Recall Alert: What Do I Do With MY CPAP Now?
The recall notification (U.S. only) / field safety notice (International Markets) advises patients and customers to take the following actions:
For patients using BiLevel PAP and CPAP devices:
- Discontinue use of your device and work with your physician or Durable Medical Equipment (DME) provider to determine the most appropriate options for continued treatment.

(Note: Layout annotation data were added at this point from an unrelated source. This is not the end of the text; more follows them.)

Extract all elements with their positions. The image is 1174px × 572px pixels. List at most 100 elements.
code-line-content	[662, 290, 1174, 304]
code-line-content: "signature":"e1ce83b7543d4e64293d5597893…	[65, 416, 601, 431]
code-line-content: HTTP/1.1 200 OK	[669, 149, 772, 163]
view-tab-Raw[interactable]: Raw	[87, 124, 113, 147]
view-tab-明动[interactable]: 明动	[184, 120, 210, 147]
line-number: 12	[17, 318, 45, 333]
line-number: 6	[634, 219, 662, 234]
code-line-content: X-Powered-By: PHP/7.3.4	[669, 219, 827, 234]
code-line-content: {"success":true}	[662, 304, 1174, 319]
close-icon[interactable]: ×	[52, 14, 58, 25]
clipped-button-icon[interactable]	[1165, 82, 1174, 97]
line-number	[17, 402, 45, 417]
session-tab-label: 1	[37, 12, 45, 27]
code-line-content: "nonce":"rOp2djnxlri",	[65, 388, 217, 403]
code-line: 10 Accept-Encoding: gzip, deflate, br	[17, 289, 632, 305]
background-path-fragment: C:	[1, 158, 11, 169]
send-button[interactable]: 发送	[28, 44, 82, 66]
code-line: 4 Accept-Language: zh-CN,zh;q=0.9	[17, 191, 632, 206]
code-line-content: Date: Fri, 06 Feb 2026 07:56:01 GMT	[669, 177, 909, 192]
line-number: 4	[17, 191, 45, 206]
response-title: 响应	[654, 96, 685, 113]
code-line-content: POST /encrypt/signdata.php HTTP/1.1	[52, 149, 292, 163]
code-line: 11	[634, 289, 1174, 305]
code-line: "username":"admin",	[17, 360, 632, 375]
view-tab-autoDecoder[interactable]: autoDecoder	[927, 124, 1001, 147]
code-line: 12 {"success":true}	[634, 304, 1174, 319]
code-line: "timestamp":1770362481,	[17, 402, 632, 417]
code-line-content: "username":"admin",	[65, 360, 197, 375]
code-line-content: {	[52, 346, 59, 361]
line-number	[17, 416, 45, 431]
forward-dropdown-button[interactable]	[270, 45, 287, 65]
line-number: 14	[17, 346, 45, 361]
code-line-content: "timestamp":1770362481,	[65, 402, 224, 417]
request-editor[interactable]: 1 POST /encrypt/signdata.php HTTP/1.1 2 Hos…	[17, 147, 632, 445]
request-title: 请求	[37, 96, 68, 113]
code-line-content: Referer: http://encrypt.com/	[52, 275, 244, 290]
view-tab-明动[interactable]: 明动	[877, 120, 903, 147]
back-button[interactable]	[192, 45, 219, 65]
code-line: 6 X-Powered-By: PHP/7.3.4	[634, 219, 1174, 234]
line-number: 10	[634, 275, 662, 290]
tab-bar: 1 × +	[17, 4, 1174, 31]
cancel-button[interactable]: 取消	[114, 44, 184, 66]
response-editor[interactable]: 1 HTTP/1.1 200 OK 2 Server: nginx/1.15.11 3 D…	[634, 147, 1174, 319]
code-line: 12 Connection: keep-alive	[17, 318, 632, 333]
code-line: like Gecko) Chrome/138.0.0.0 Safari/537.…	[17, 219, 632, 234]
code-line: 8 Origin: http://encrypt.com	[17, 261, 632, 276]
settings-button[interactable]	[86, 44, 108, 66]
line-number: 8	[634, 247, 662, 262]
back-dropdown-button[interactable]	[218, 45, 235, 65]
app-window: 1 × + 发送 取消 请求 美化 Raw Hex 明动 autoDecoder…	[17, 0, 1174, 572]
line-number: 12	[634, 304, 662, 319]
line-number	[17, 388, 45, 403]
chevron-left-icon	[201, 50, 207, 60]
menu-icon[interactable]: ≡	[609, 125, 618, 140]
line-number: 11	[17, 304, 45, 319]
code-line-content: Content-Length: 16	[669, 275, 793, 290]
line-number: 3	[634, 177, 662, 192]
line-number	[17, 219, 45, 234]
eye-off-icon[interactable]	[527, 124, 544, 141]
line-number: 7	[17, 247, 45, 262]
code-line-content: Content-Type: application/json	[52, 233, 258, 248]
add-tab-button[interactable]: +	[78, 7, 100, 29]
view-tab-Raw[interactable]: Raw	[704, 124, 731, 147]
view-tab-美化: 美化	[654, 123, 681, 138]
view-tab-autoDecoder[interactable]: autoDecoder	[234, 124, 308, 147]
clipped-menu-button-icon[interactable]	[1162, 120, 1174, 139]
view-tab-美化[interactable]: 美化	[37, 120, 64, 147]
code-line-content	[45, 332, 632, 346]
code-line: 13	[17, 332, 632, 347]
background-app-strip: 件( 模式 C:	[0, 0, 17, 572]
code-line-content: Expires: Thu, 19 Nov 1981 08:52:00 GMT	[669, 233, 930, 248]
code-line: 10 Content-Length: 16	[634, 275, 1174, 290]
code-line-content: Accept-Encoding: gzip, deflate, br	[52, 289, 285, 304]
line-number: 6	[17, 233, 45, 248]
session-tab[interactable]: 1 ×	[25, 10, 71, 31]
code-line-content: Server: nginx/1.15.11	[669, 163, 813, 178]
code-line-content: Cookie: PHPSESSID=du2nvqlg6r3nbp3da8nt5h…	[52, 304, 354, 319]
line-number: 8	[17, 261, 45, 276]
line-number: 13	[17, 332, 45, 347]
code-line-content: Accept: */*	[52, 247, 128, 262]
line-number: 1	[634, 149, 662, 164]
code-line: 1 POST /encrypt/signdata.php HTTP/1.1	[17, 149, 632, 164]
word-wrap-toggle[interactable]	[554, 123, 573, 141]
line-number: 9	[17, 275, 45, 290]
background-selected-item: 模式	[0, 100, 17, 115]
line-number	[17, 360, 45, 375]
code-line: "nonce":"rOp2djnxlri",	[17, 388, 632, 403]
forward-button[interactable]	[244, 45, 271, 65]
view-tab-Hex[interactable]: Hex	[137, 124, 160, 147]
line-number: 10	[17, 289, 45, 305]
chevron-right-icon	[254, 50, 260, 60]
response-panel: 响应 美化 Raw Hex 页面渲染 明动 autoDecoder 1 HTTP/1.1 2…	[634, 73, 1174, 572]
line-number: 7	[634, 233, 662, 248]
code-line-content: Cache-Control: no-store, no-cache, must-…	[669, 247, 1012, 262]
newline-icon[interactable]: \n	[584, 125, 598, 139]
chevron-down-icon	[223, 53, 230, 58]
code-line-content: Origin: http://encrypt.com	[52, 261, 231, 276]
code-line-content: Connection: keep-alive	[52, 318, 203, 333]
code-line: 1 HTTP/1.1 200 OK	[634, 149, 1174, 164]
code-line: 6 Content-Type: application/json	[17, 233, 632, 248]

For patients using life-sustaining mechanical ventilator devices:
- Do not stop or alter your prescribed therapy until you have talked to your physician. Philips recognizes that alternate ventilator options for therapy may not exist or may be severely limited for patients who require a ventilator for life-sustaining therapy, or in cases where therapy disruption is unacceptable. In these situations, and at the discretion of the treating clinical team, the benefit of continued usage of these ventilator devices may outweigh the risks.
- If your physician determines that you must continue using this device, use an inline bacterial filter. Consult your Instructions for Use for guidance on installation.
Philips is recommending that customers and patients halt use of ozone-related cleaning products, and adhere to their device Instructions for Use for approved cleaning methods.
Additionally, Philips is reminding customers and patients to review the age of their BiLevel PAP and CPAP devices, as they are typically recommended to be replaced after five years of use.